Inverted repeats in the monkeypox virus genome are hot spots for mutation (Dobrovolná et al., Journal of Medical Virology)
The current monkeypox virus (MPXV) strain differs from the strain arising in 2018 by 50+ single nucleotide polymorphisms (SNPs) and is mutating much faster than expected. The cytidine deaminase apolipoprotein B messenger RNA editing enzyme, catalytic subunit B (APOBEC3) was hypothesized to be driving this increased mutation. APOBEC has recently been identified to preferentially mutate cruciform DNA secondary structures formed by inverted repeats (IRs). IRs were recently identified as hot spots for mutation in severe acute respiratory syndrome coronavirus 2, and we aimed to identify whether IRs were also hot spots for mutation within MPXV genomes.

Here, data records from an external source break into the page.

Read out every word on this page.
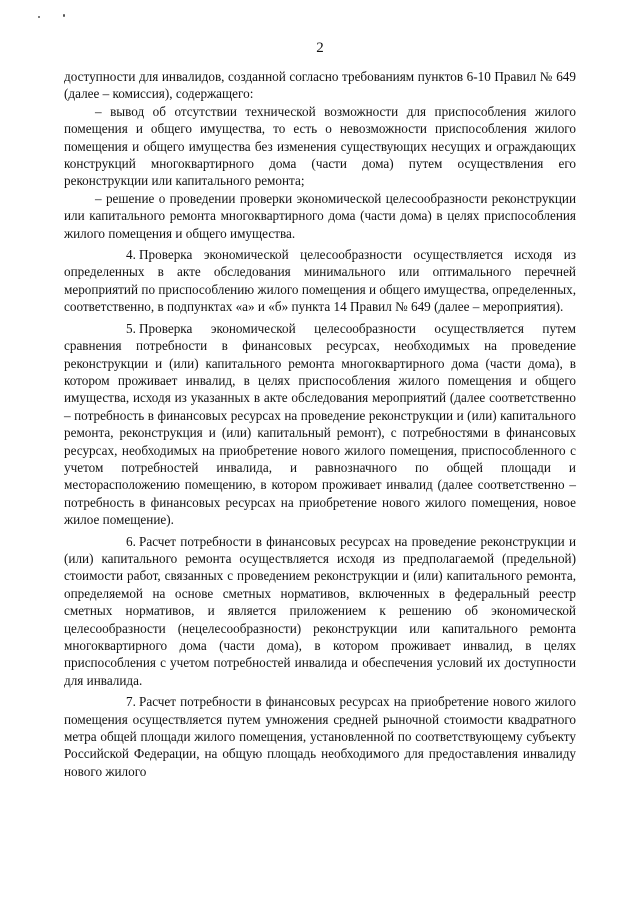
2

доступности для инвалидов, созданной согласно требованиям пунктов 6-10 Правил № 649 (далее – комиссия), содержащего:

– вывод об отсутствии технической возможности для приспособления жилого помещения и общего имущества, то есть о невозможности приспособления жилого помещения и общего имущества без изменения существующих несущих и ограждающих конструкций многоквартирного дома (части дома) путем осуществления его реконструкции или капитального ремонта;

– решение о проведении проверки экономической целесообразности реконструкции или капитального ремонта многоквартирного дома (части дома) в целях приспособления жилого помещения и общего имущества.

4. Проверка экономической целесообразности осуществляется исходя из определенных в акте обследования минимального или оптимального перечней мероприятий по приспособлению жилого помещения и общего имущества, определенных, соответственно, в подпунктах «а» и «б» пункта 14 Правил № 649 (далее – мероприятия).

5. Проверка экономической целесообразности осуществляется путем сравнения потребности в финансовых ресурсах, необходимых на проведение реконструкции и (или) капитального ремонта многоквартирного дома (части дома), в котором проживает инвалид, в целях приспособления жилого помещения и общего имущества, исходя из указанных в акте обследования мероприятий (далее соответственно – потребность в финансовых ресурсах на проведение реконструкции и (или) капитального ремонта, реконструкция и (или) капитальный ремонт), с потребностями в финансовых ресурсах, необходимых на приобретение нового жилого помещения, приспособленного с учетом потребностей инвалида, и равнозначного по общей площади и месторасположению помещению, в котором проживает инвалид (далее соответственно – потребность в финансовых ресурсах на приобретение нового жилого помещения, новое жилое помещение).

6. Расчет потребности в финансовых ресурсах на проведение реконструкции и (или) капитального ремонта осуществляется исходя из предполагаемой (предельной) стоимости работ, связанных с проведением реконструкции и (или) капитального ремонта, определяемой на основе сметных нормативов, включенных в федеральный реестр сметных нормативов, и является приложением к решению об экономической целесообразности (нецелесообразности) реконструкции или капитального ремонта многоквартирного дома (части дома), в котором проживает инвалид, в целях приспособления с учетом потребностей инвалида и обеспечения условий их доступности для инвалида.

7. Расчет потребности в финансовых ресурсах на приобретение нового жилого помещения осуществляется путем умножения средней рыночной стоимости квадратного метра общей площади жилого помещения, установленной по соответствующему субъекту Российской Федерации, на общую площадь необходимого для предоставления инвалиду нового жилого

We found that MPXV genomes were replete with IR sequences. Of the 50+ SNPs identified in the 2022 outbreak strain, 63.9% of these were found to have arisen within IR regions in the 2018 reference strain (MT903344.1). Notably, IR sequences found in the 2018 reference strain were significantly lost over time, with an average of 32.5% of these sequences being conserved in the 2022 MPXV genomes. This evidence was highly indicative that mutations were arising within IRs. This data provides further support to the hypothesis that APOBEC may be driving MPXV mutation and highlights the necessity for greater surveillance of IRs of MPXV genomes to detect new mutations.